The eukaryotic cell cycle is characterized by a series of tightly orchestrated events during which cellular components are replicated and subsequently divided. In mammalian cells, the precise spatiotemporal control of cell cycle progression is achieved through multiple cyclin-dependent-kinases (Cdks), which are pivotal for both the proper timing of the cell cycle and the maintenance of genomic integrity. The cell progresses through a series of different phases before division, including the pre-mitotic G2 phase and the mitotic M phase. As the interval between DNA replication and mitosis, G2 phase is the stage where protein synthesis occurs in preparation for mitosis. On the other hand, mitosis is characterized by the most dramatic events of the cell cycle, featuring chromosome condensation and segregation into two daughter cells. Transition from G2 to M phase is driven by the activation of Cdk1, which forms a heterodimer with its obligate allosteric activator Cyclin B1. This heterodimer phosphorylates downstream effectors, thereby inducing entry into mitosis. Entry into mitosis is halted by activation of the G2/M cell cycle checkpoint, which stimulates the Myt1 and Wee1 kinases; these activated kinases phosphorylate Cdk1 at Thr14 and Tyr15, resulting in Cdk1 inactivation. Failure of G2/M cell cycle arrest leads to premature mitosis and triggers a form of cell death marked by multiple micronuclei and decondensed chromatin known as "mitotic catastrophe". Mitotic catastrophe can be stimulated by the presence of incompletely replicated DNA or DNA damage, which leads to the unscheduled activation of the Cdk1/CyclinB complex.

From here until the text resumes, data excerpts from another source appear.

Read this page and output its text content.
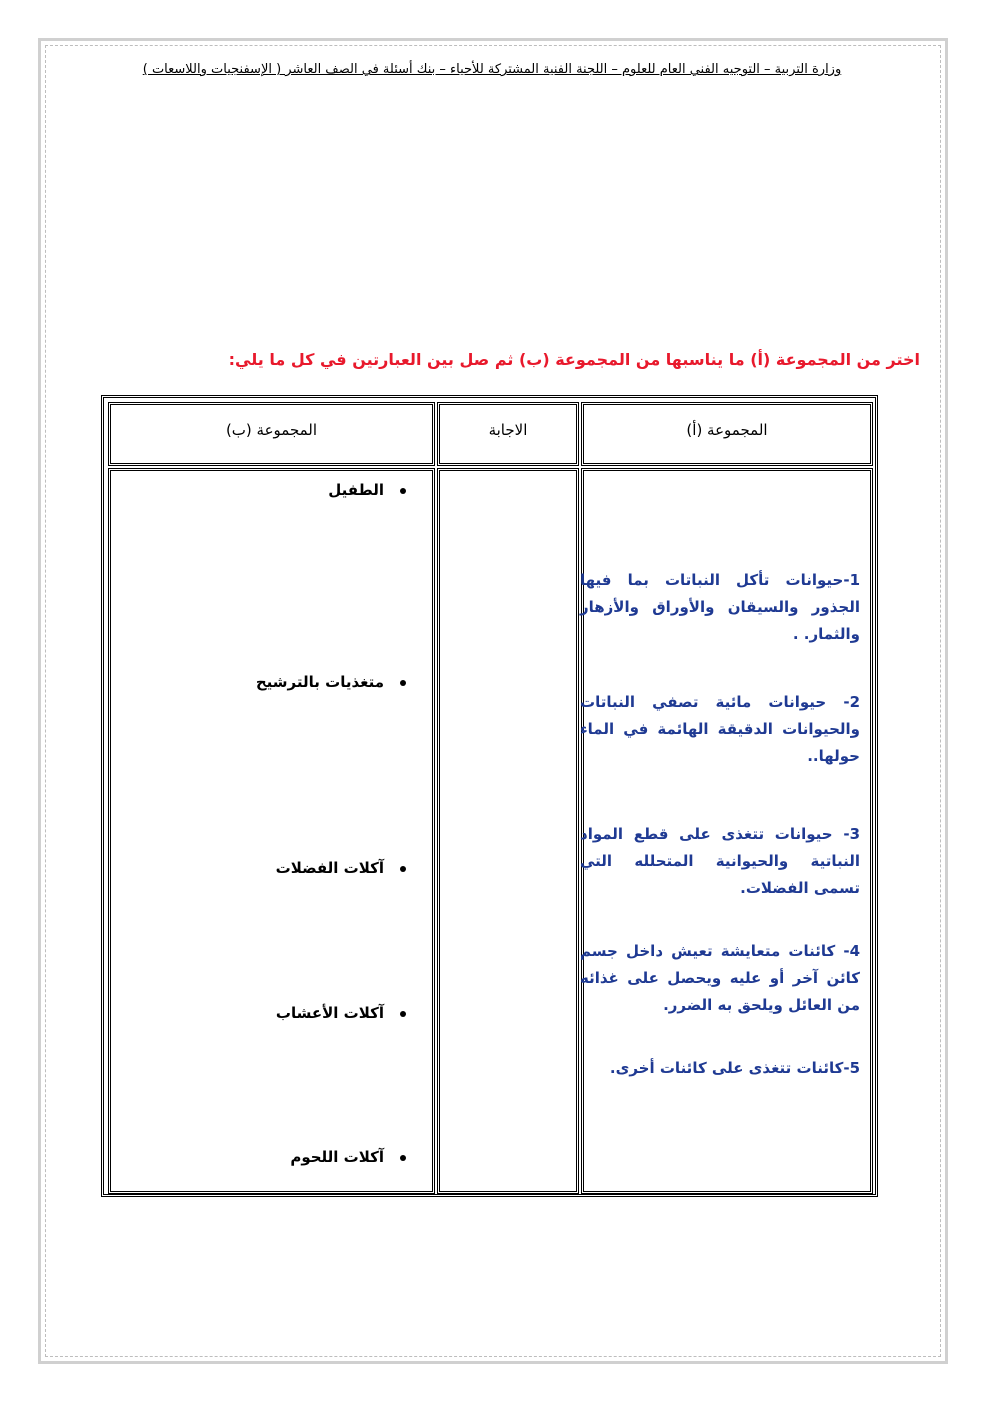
وزارة التربية – التوجيه الفني العام للعلوم – اللجنة الفنية المشتركة للأحياء – بنك أسئلة في الصف العاشر ( الإسفنجيات واللاسعات )
اختر من المجموعة (أ) ما يناسبها من المجموعة (ب) ثم صل بين العبارتين في كل ما يلي:
المجموعة (أ)
الاجابة
المجموعة (ب)
1-حيوانات تأكل النباتات بما فيها الجذور والسيقان والأوراق والأزهار والثمار. .
2- حيوانات مائية تصفي النباتات والحيوانات الدقيقة الهائمة في الماء حولها..
3- حيوانات تتغذى على قطع المواد النباتية والحيوانية المتحلله التي تسمى الفضلات.
4- كائنات متعايشة تعيش داخل جسم كائن آخر أو عليه ويحصل على غذائه من العائل ويلحق به الضرر.
5-كائنات تتغذى على كائنات أخرى.
الطفيل
متغذيات بالترشيح
آكلات الفضلات
آكلات الأعشاب
آكلات اللحوم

Recent studies in the brain tumor glioblastoma (GBM) have suggested that abrogation of the G2/M checkpoint with a Wee1 inhibitor enhances the efficacy of chemotherapy and ionizing radiation[1]. Interestingly, I have found that Wee1 protein levels vary dramatically between different types of brain tumors including glioblastoma and medulloblastoma. Also, Wee1 protein abundance determines tumor sensitivity to DNA-damaging chemotherapies. Furthermore, similar to findings in the Xenopus egg extract, in a mammalian cell culture system I have found that Wee1 protein abundance is subject to regulation by the arginine methyltransferase PRMT5. Taken together, these findings suggest that Wee1 or PRMT5 may be used as effective targets for therapy in a subset of glioblastoma and medulloblastoma patients.

1. Mir, S.E., et al., In Silico Analysis of Kinase Expression Identifies WEE1 as a Gatekeeper against Mitotic Catastrophe in Glioblastoma. Cancer Cell, 2010. 18(3): p. 244-257.